The way I choose to view this is that the "PDF standard" is documented in a tree of documents starting with the ISO 32000-1 document which references over 80 other specifications. Those, in turn, may make reference to yet other specifications. All of this information is needed to completely and totally understand what can be in a PDF file. So the ISO 32000-1 document and the standard, the way I define them, are different things. This came up in reference to the 3D representations now usable in PDF: U3D and PRC.  U3D is ECMA standard 363 and PRC is an Adobe open specification much like PDF used to be.  U3D is part of the PDF standard, not documented directly in the ISO 32000-1 document but included by reference. PRC is newer than the ISO 32000-1 document and so is documented and referenced, for now, as an Adobe extension.

It is good to be back!

Jim King  (contact me at:  jking@adobe.com)





January 28, 2008

ISO 32000 — Document management — Portable document format — PDF 1.7

The title of this article is the official name of the ISO standard based upon PDF 1.7 which, for all purposes, now exists. The International working group meeting in Orlando, held last week (January 21-23, 2008), was able to successfully resolve all 205 comments to the 32000 Draft International Standard (DIS) document. Even the French, with their expert calling into the meeting on a conference call, have agreed to the edited comment resolutions and, as I reported earlier, changed their vote to positive. That makes it unanimous.

The remaining tasks are primarily mine and the editing staff of ISO in Switzerland.  I have two tasks to perform: 1) make a final version of the document that records the resolution to each of the comments and 2) make the final edits to the DIS that the comment resolutions dictate. I hope to finish this in a week or two and then it is up to the Swiss editors to polish it off and get it published on the ISO website as an official document. (They have a reputation for taking months to do this. Maybe we can get them into a more excited mood for this effort.)

This whole process was started less than one year ago when Adobe announced that, with the cooperation of AIIM and ANSI, we would submit PDF 1.7 to become a public ISO standard. Doing such a complicated standard in one year is extraordinary, but it worked so well for two reasons: 1) PDF was a well accepted and well documented existing de facto standard and 2) we developed some basic principles to guide the work and help with decision making.

As we began to make decisions, answer questions and move forward, it became clear to me that the standards process that Adobe had been following and the standards process that AIIM/ANSI/ISO follow are quite different.

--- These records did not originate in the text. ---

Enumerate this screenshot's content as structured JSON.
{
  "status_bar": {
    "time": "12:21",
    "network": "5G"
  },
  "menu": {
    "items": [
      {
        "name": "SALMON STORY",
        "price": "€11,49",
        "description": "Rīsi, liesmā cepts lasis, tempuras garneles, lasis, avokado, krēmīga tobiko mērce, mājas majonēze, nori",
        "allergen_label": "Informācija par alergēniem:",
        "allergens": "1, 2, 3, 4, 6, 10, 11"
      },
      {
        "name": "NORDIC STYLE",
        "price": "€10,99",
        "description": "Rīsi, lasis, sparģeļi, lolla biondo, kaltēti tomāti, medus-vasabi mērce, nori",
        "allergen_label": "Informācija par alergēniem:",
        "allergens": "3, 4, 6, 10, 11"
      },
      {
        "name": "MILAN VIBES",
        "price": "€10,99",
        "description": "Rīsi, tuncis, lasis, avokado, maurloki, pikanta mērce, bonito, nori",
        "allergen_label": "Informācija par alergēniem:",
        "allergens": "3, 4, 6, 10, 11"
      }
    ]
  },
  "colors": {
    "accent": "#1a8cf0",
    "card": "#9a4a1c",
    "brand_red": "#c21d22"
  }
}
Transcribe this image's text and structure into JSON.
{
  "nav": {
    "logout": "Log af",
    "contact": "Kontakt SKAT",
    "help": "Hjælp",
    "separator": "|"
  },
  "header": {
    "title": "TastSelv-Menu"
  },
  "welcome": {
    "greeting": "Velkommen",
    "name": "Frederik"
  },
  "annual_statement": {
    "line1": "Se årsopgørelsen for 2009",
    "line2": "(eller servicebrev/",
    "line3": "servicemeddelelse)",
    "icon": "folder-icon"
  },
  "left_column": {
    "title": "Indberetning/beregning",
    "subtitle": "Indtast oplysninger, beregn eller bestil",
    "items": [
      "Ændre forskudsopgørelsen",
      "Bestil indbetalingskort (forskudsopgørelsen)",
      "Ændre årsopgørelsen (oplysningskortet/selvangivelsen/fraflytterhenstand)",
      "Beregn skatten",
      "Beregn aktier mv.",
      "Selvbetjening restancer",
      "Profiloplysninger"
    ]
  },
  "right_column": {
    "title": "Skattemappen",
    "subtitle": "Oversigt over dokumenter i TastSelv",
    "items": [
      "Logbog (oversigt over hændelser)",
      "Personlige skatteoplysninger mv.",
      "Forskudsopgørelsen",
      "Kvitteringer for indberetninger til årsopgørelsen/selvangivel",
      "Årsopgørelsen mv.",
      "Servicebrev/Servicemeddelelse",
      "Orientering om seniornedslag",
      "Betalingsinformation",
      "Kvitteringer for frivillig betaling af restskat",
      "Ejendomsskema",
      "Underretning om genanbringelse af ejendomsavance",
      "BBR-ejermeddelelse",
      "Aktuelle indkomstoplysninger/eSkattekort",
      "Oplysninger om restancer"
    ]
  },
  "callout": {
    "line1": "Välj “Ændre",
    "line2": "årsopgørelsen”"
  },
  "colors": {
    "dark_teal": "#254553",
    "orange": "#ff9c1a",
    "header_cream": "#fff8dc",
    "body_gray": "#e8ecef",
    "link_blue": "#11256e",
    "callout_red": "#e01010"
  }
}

For the standards organizations the carefully written standards document is supreme. It defines the standard. While Adobe's PDF 1.7 Reference document is intended to do that same thing it isn't quite so clear. For example, if the billions of files in existence today all contain a construct that has A=1 and the Adobe document says they should have A=2 the document must be changed. That is, the existing files triumph the documentation. It would be of no value to have a specification that does not cover the existing files. So, one focus I put forth at each opportunity, was that the primary objective of the new ISO PDF 1.7 standard was to document the existing files.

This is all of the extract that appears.